Das Aktuelle Sportstudio mit ZDF-Moderator Michael Steinbrecher, der ohnehin nicht wegen hartnäckigen Nachbohrungen bekannt ist und seine Gäste lieber mit guter Laune und Küsschen verabschiedet, hätte beinahe als einzige Fürsprache für die gut aussehende, mädchenhaft lächelnde Sportlerin und gegen den bösen Internationalen Eislaufverband gewertet werden müssen.

Wenn da nicht Fritz Sörgel gewesen wäre, Professor der Pharmakologie und Dopingexperte aus Nürnberg. Sörgel entschuldigte sich bereits vor seinen Ausführungen bei der offenbar auch ihm sympathischen Pechstein.

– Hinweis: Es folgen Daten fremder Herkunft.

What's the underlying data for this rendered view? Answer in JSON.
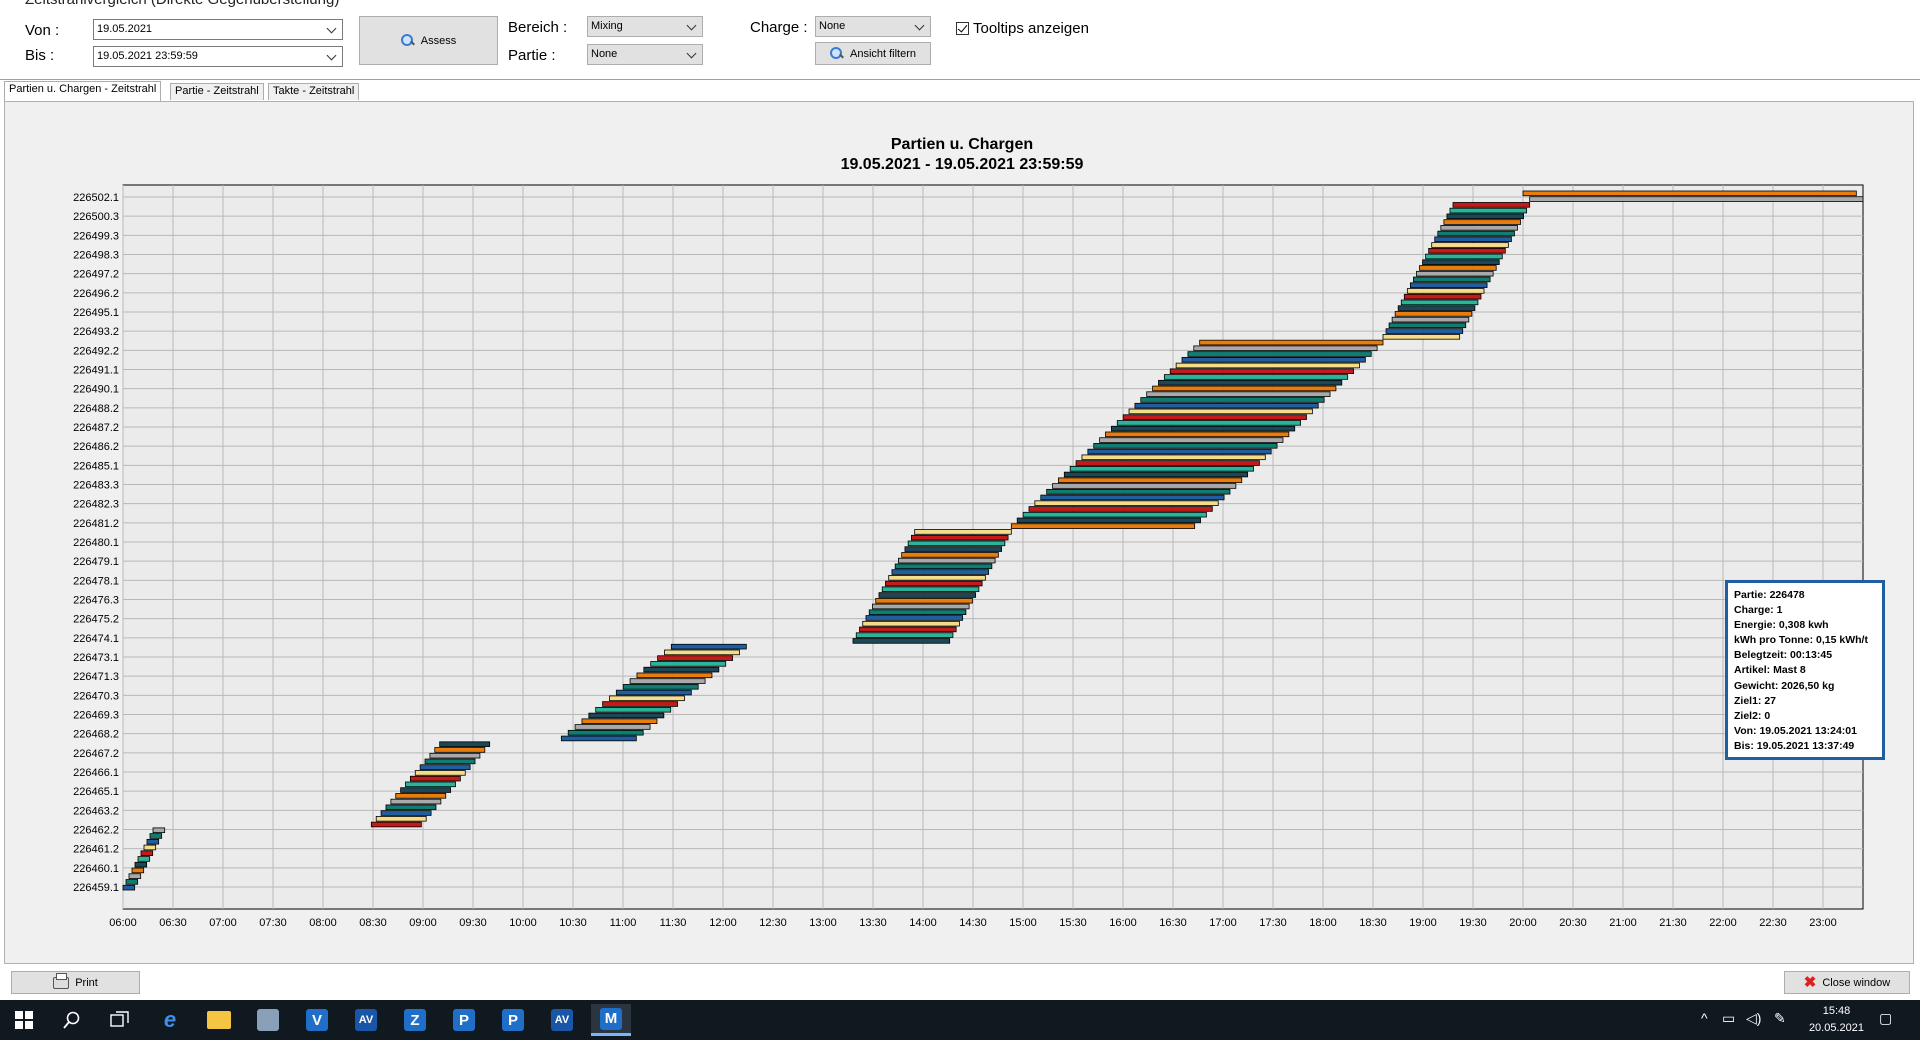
{
  "window_title": "Zeitstrahlvergleich (Direkte Gegenüberstellung)",
  "filters": {
    "von_label": "Von :",
    "von_value": "19.05.2021",
    "bis_label": "Bis :",
    "bis_value": "19.05.2021 23:59:59",
    "assess_label": "Assess",
    "bereich_label": "Bereich :",
    "bereich_value": "Mixing",
    "partie_label": "Partie :",
    "partie_value": "None",
    "charge_label": "Charge :",
    "charge_value": "None",
    "ansicht_filtern_label": "Ansicht filtern",
    "tooltips_label": "Tooltips anzeigen",
    "tooltips_checked": true
  },
  "tabs": [
    {
      "label": "Partien u. Chargen - Zeitstrahl",
      "active": true
    },
    {
      "label": "Partie - Zeitstrahl",
      "active": false
    },
    {
      "label": "Takte - Zeitstrahl",
      "active": false
    }
  ],
  "chart_data": {
    "type": "gantt",
    "title": "Partien u. Chargen",
    "subtitle": "19.05.2021 - 19.05.2021 23:59:59",
    "y_ticks": [
      "226502.1",
      "226500.3",
      "226499.3",
      "226498.3",
      "226497.2",
      "226496.2",
      "226495.1",
      "226493.2",
      "226492.2",
      "226491.1",
      "226490.1",
      "226488.2",
      "226487.2",
      "226486.2",
      "226485.1",
      "226483.3",
      "226482.3",
      "226481.2",
      "226480.1",
      "226479.1",
      "226478.1",
      "226476.3",
      "226475.2",
      "226474.1",
      "226473.1",
      "226471.3",
      "226470.3",
      "226469.3",
      "226468.2",
      "226467.2",
      "226466.1",
      "226465.1",
      "226463.2",
      "226462.2",
      "226461.2",
      "226460.1",
      "226459.1"
    ],
    "x_ticks": [
      "06:00",
      "06:30",
      "07:00",
      "07:30",
      "08:00",
      "08:30",
      "09:00",
      "09:30",
      "10:00",
      "10:30",
      "11:00",
      "11:30",
      "12:00",
      "12:30",
      "13:00",
      "13:30",
      "14:00",
      "14:30",
      "15:00",
      "15:30",
      "16:00",
      "16:30",
      "17:00",
      "17:30",
      "18:00",
      "18:30",
      "19:00",
      "19:30",
      "20:00",
      "20:30",
      "21:00",
      "21:30",
      "22:00",
      "22:30",
      "23:00"
    ],
    "x_range": [
      "06:00",
      "23:20"
    ],
    "grid": true,
    "palette": [
      "#1f5fa0",
      "#e87c0c",
      "#c51a1a",
      "#0f7d72",
      "#1c4756",
      "#f3dd8a",
      "#a9a9a9",
      "#2ab49a"
    ],
    "groups": [
      {
        "start": "06:00",
        "count": 11,
        "finish": "06:25",
        "bar_min": 7
      },
      {
        "start": "08:29",
        "count": 15,
        "finish": "09:40",
        "bar_min": 30
      },
      {
        "start": "10:23",
        "count": 17,
        "finish": "12:14",
        "bar_min": 45
      },
      {
        "start": "13:18",
        "count": 20,
        "finish": "14:53",
        "bar_min": 58
      },
      {
        "start": "14:53",
        "count": 33,
        "finish": "18:36",
        "bar_min": 110
      },
      {
        "start": "18:36",
        "count": 24,
        "finish": "20:04",
        "bar_min": 46
      },
      {
        "start": "20:04",
        "count": 2,
        "finish": "23:20",
        "bar_min": 200
      }
    ]
  },
  "tooltip": {
    "lines": [
      "Partie: 226478",
      "Charge: 1",
      "Energie: 0,308 kwh",
      "kWh pro Tonne: 0,15 kWh/t",
      "Belegtzeit: 00:13:45",
      "Artikel: Mast 8",
      "Gewicht: 2026,50 kg",
      "Ziel1: 27",
      "Ziel2: 0",
      "Von: 19.05.2021 13:24:01",
      "Bis: 19.05.2021 13:37:49"
    ]
  },
  "bottom": {
    "print_label": "Print",
    "close_label": "Close window"
  },
  "taskbar": {
    "apps": [
      "windows-start",
      "search",
      "task-view",
      "edge",
      "explorer",
      "app",
      "V",
      "AV",
      "Z",
      "P",
      "P",
      "AV",
      "M"
    ],
    "time": "15:48",
    "date": "20.05.2021"
  }
}
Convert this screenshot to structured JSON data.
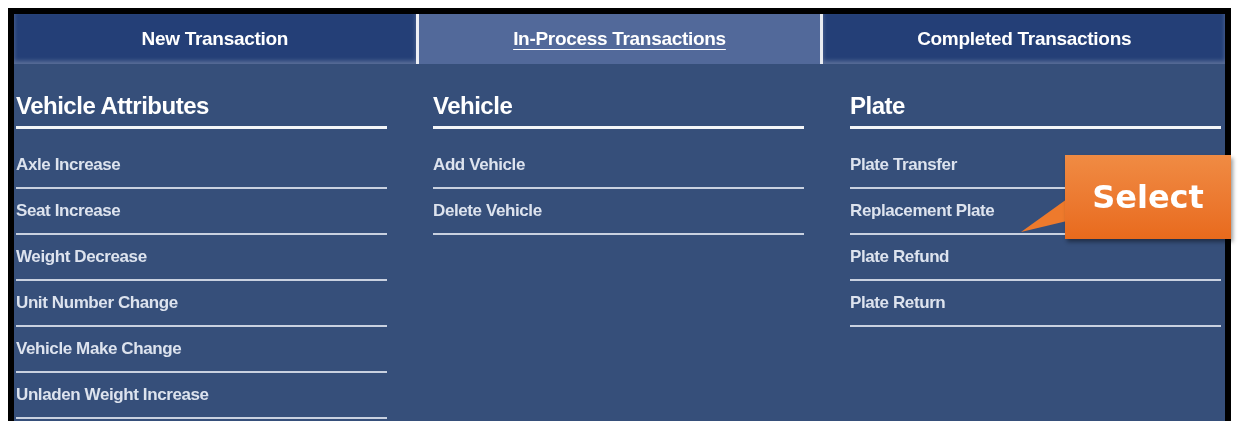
{
  "tabs": [
    {
      "label": "New Transaction",
      "selected": false
    },
    {
      "label": "In-Process Transactions",
      "selected": true
    },
    {
      "label": "Completed Transactions",
      "selected": false
    }
  ],
  "sections": [
    {
      "title": "Vehicle Attributes",
      "items": [
        "Axle Increase",
        "Seat Increase",
        "Weight Decrease",
        "Unit Number Change",
        "Vehicle Make Change",
        "Unladen Weight Increase"
      ]
    },
    {
      "title": "Vehicle",
      "items": [
        "Add Vehicle",
        "Delete Vehicle"
      ]
    },
    {
      "title": "Plate",
      "items": [
        "Plate Transfer",
        "Replacement Plate",
        "Plate Refund",
        "Plate Return"
      ]
    }
  ],
  "callout": {
    "text": "Select"
  }
}
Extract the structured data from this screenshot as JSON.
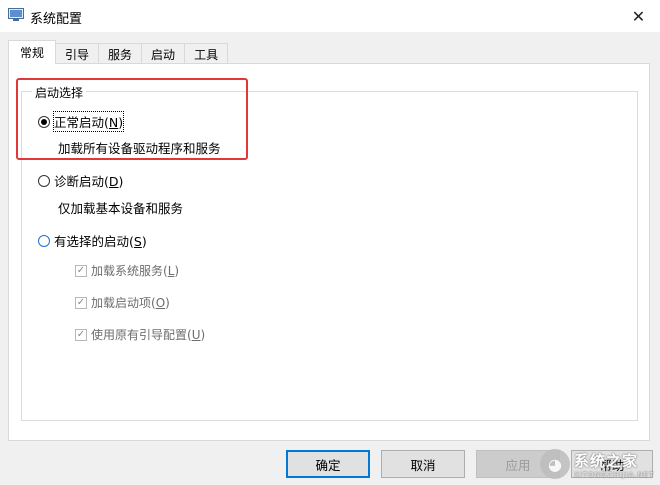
{
  "window": {
    "title": "系统配置",
    "close_glyph": "✕"
  },
  "tabs": [
    {
      "label": "常规",
      "active": true
    },
    {
      "label": "引导",
      "active": false
    },
    {
      "label": "服务",
      "active": false
    },
    {
      "label": "启动",
      "active": false
    },
    {
      "label": "工具",
      "active": false
    }
  ],
  "group": {
    "legend": "启动选择",
    "options": [
      {
        "label": "正常启动",
        "hotkey": "N",
        "description": "加载所有设备驱动程序和服务",
        "selected": true
      },
      {
        "label": "诊断启动",
        "hotkey": "D",
        "description": "仅加载基本设备和服务",
        "selected": false
      },
      {
        "label": "有选择的启动",
        "hotkey": "S",
        "selected": false
      }
    ],
    "selective_items": [
      {
        "label": "加载系统服务",
        "hotkey": "L",
        "checked": true,
        "enabled": false
      },
      {
        "label": "加载启动项",
        "hotkey": "O",
        "checked": true,
        "enabled": false
      },
      {
        "label": "使用原有引导配置",
        "hotkey": "U",
        "checked": true,
        "enabled": false
      }
    ]
  },
  "buttons": {
    "ok": "确定",
    "cancel": "取消",
    "apply": "应用",
    "help": "帮助"
  },
  "watermark": {
    "cn": "系统之家",
    "en": "XITONGZHIJIA.NET"
  },
  "colors": {
    "highlight": "#e0383a",
    "primary_border": "#0078d7",
    "panel_bg": "#ffffff",
    "dialog_bg": "#f0f0f0"
  }
}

Doch seine Ausführungen waren deutlich: Der festgestellte Wert bei der 37-Jährigen sei derart hoch gewesen, dass es dafür kein natürliches, nicht einmal ein genetisches Argument geben könne. Solche Begründungsversuche würde "alle im Sand verlaufen", prophezeite Sörgel. Dennoch sei es für ihn nun spannend zu beobachten, wie sich dieser bislang einmalige Fall entwickle, "auch wenn das für sie natürlich nicht so schön ist", bemerkte der Professor in Richtung Pechstein.

Das hörte sich nicht gut an für die erfolgreichste deutsche Winter-Olympionikin aller Zeiten. Auch wenn sie selbst auf diese Worte mit ihrem mädchenhaften Lächeln antwortete. Ihr Aussehen war immer noch perfekt.